Ordinary job runs are great, but we almost certainly also have PR merge checks that can be a completely different set of pipeline steps. Usually we divide all our pipelines code into PR and non-PR actions. So how do we emulate PR builds… manually with API?

Fortunately, there’s a trick to do that too! But it comes with a tax to pay.

This is possible if we switch to BuildClient() instead of PipelinesClient():

    build_client = BuildClient(
        base_url=ORGANIZATION_URL,
        creds=credentials
    )

    # Create the build object with pullRequest reason
    build = Build(
        definition=build_definition,
        source_branch=SOURCE_BRANCH,
        reason='pullRequest',
    )

Sadly, the BuildClient() doesn’t include injecting custom parameters to pass our branch name as we did before. So we can trigger a PR build, but we cannot use the changed templates to verify them…
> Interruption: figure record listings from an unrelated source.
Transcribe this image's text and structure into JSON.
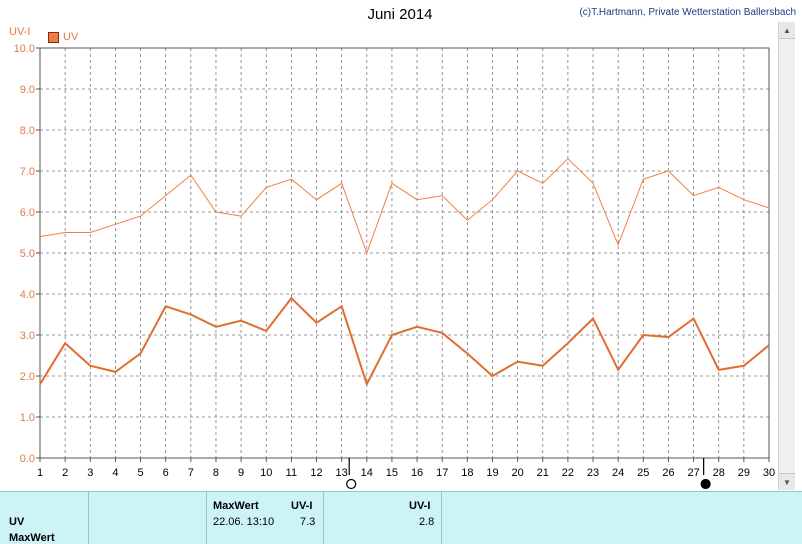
{
  "header": {
    "title": "Juni 2014",
    "copyright": "(c)T.Hartmann, Private Wetterstation Ballersbach"
  },
  "colors": {
    "series": "#f08040",
    "series_dark": "#e06e30",
    "grid": "#7a7a7a",
    "axis_text": "#e07a45",
    "panel_bg": "#ccf4f6"
  },
  "chart_data": {
    "type": "line",
    "title": "Juni 2014",
    "ylabel": "UV-I",
    "xlabel": "",
    "ylim": [
      0,
      10
    ],
    "y_ticks": [
      "0.0",
      "1.0",
      "2.0",
      "3.0",
      "4.0",
      "5.0",
      "6.0",
      "7.0",
      "8.0",
      "9.0",
      "10.0"
    ],
    "x": [
      1,
      2,
      3,
      4,
      5,
      6,
      7,
      8,
      9,
      10,
      11,
      12,
      13,
      14,
      15,
      16,
      17,
      18,
      19,
      20,
      21,
      22,
      23,
      24,
      25,
      26,
      27,
      28,
      29,
      30
    ],
    "legend": [
      "UV"
    ],
    "legend_position": "top-left",
    "grid": true,
    "series": [
      {
        "name": "UV",
        "kind": "daily-max",
        "values": [
          5.4,
          5.5,
          5.5,
          5.7,
          5.9,
          6.4,
          6.9,
          6.0,
          5.9,
          6.6,
          6.8,
          6.3,
          6.7,
          5.0,
          6.7,
          6.3,
          6.4,
          5.8,
          6.3,
          7.0,
          6.7,
          7.3,
          6.7,
          5.2,
          6.8,
          7.0,
          6.4,
          6.6,
          6.3,
          6.1
        ]
      },
      {
        "name": "UV",
        "kind": "daily-mean",
        "values": [
          1.8,
          2.8,
          2.25,
          2.1,
          2.55,
          3.7,
          3.5,
          3.2,
          3.35,
          3.1,
          3.9,
          3.3,
          3.7,
          1.8,
          3.0,
          3.2,
          3.05,
          2.55,
          2.0,
          2.35,
          2.25,
          2.8,
          3.4,
          2.15,
          3.0,
          2.95,
          3.4,
          2.15,
          2.25,
          2.75
        ]
      }
    ],
    "moon_phases": [
      {
        "day": 13.3,
        "phase": "full-moon"
      },
      {
        "day": 27.4,
        "phase": "new-moon"
      }
    ]
  },
  "info_panel": {
    "row_label_1": "UV",
    "row_label_2": "MaxWert",
    "max_header": "MaxWert",
    "max_unit_header": "UV-I",
    "max_timestamp": "22.06.  13:10",
    "max_value": "7.3",
    "mean_unit_header": "UV-I",
    "mean_value": "2.8"
  }
}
True engineers do not give up! Without any extra explanations, here’s what helps in this case:

resources:
  repositories:
  # Repository with CI templates
  - repository: templates
    type: github
    name: artazar/azure-pipeline-templates
    endpoint: github
    ref: ${{ replace(variables['System.PullRequest.SourceBranch'], 'refs/heads/', '') }}

So we utilize the power of Azure Pipelines expressions that can calculate the “ref” value right on the fly out of the PR source branch. At this point it is important to note: the demo apps are also located on the same repository, where YAML templates live, otherwise this trick won’t work. But there’s nothing wrong in keeping demo apps on the same repo, where we want to do the validation, so it makes perfect sense.

(Cutting out ‘refs/heads/’ part is required, I know it looks a bit ugly, but couldn’t solve this any other way.)

So now our validation sequence is composed of:

We make a change to a repository with YAML templates;
We raise a PR to our ‘main’ stable branch;
A pipeline gets triggered that executes two important steps;
It makes a YAML preview to detect any syntax issues;
It triggers a new run of a demo app pipeline to detect any logical issues of the pipeline itself;
It triggers a new run of a demo app pipeline template with reason=pullRequest to initate the PR pipelines check.

Here’s the flow depicted as diagram:

Being able to validate Azure Pipelines YAML, to check the branch builds and PR builds makes this whole procedure a complete and utmost verification of the changes done to CI templates. I would say that executing this full procedure is pretty heavy and takes some time to complete. But it is a great helper when introducing massive changes to pipeline templates, where you need verification that these changes will not result into any build failures.

Here’s the source code that demonstrates this approach:

validate-templates.yaml – full definition of the validating pipeline
previewBuildYaml.py – the script that executes Preview API
runAndWaitForBuildCompletionCustomParameters – the script that runs a Pipeline with customized parameters
runAndWaitForBuildCompletionReasonPR – the script that runs a Pipeline with Reason=PR
azure-pipelines.yaml - “entrypoint” yaml file for a Spring Boot sample app

I hope this material comes useful to community, as, pursuing this goal, I have not found a single tutorial to implement this full flow.

Cheers!